Getting a reversed result

I am running a MySql query but I am getting too many results (600 rows on a 150 row table)

Table A = id, pid, image
Table B = pid, imageA, imageB

$images = “SELECT a.* FROM tableA a, tableB b WHERE a.pid = ‘7’ AND a.image <> b.imageA OR a.image <> b.imageB;”

I am trying to get an image name from tableA if it does not exist in tableB

When I run this I seem to get more rows from table A when it should in theory be less rows depending on the AND references.

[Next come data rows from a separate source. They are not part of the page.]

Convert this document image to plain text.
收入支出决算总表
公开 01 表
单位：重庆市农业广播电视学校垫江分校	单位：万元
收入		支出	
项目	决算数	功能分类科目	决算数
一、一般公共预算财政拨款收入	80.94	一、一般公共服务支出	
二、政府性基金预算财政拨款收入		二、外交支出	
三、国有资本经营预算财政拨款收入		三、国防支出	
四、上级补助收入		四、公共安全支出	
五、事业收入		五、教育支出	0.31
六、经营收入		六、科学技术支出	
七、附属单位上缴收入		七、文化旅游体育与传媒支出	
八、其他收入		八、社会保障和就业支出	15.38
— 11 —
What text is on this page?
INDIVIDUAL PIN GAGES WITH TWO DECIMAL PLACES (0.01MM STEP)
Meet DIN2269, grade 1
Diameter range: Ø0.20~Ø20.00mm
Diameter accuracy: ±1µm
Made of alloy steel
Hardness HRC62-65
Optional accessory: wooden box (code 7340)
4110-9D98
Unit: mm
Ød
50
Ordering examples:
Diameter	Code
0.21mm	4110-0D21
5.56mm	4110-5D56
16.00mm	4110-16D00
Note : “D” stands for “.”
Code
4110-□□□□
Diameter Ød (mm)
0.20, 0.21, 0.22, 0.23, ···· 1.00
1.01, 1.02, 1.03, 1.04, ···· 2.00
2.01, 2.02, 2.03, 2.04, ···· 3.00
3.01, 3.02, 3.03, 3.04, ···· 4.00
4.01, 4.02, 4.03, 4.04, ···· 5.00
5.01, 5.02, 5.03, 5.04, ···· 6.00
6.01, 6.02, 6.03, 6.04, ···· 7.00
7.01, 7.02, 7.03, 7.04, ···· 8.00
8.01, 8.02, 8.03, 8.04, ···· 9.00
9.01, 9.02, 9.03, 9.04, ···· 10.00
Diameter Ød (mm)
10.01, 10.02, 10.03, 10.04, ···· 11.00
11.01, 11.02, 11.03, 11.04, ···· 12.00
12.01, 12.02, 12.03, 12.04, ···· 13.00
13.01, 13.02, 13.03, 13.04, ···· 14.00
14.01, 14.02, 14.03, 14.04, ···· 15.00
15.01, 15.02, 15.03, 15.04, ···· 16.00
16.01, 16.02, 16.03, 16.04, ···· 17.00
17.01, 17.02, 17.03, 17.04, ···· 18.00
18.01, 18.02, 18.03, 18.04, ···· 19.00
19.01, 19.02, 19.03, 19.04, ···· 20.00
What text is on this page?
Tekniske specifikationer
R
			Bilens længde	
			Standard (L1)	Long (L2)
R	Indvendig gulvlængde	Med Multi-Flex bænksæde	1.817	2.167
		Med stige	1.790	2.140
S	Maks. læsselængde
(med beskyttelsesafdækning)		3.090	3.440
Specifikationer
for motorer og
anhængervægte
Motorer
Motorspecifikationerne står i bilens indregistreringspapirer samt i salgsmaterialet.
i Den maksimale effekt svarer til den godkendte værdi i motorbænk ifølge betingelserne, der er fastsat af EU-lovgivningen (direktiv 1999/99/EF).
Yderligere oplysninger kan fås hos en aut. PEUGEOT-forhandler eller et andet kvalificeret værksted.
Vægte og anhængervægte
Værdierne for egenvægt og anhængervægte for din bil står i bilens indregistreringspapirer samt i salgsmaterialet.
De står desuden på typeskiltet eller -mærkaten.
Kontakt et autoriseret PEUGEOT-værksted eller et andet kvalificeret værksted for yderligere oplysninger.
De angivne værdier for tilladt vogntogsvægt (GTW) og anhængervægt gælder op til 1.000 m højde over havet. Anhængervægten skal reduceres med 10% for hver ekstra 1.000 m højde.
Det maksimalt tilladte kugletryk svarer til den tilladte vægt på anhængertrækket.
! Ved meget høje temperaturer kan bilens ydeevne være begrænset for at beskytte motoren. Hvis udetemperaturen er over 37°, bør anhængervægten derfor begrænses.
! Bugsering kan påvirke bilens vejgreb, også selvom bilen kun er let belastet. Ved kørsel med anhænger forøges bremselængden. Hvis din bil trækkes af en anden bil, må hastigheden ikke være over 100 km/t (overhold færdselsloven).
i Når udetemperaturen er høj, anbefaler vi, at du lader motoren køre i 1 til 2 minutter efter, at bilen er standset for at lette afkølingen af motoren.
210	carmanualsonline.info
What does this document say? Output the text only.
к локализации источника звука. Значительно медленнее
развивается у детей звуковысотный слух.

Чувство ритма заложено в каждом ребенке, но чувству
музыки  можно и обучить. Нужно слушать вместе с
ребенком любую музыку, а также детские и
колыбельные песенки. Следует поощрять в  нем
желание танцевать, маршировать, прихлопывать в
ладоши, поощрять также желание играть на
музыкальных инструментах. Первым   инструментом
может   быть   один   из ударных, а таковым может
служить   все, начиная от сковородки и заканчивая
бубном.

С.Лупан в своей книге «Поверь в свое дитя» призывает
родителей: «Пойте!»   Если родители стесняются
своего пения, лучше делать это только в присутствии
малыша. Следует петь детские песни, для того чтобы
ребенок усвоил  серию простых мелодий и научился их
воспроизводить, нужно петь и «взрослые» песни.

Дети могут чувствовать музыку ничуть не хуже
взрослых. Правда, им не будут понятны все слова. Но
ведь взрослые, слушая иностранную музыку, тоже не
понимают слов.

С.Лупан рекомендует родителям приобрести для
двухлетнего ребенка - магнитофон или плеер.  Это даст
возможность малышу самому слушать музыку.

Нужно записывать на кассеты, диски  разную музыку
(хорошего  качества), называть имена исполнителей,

the error is caused by mixing ANDs and ORs in ways you weren’t anticipating

but best way to do what you want is with LEFT OUTER JOIN and COALESCE

SELECT TableA.pid , COALESCE(TableB.imageA,TableB.imageB,TableA.image) AS image FROM TableA LEFT OUTER JOIN TableB ON TableB.pid = TableA.pid AND TableA.image IN (TableB.imageA,TableB.imageB)

Many thanks

Still showing the id though where image is equal to imageA or imageB

you said ~if~ it does not exist in tableB

i think now you meant to say ~only if~

please rephrase what you want

Yeah your code works using not in rather than in, I got it the wrong way round as I didn’t explain properly.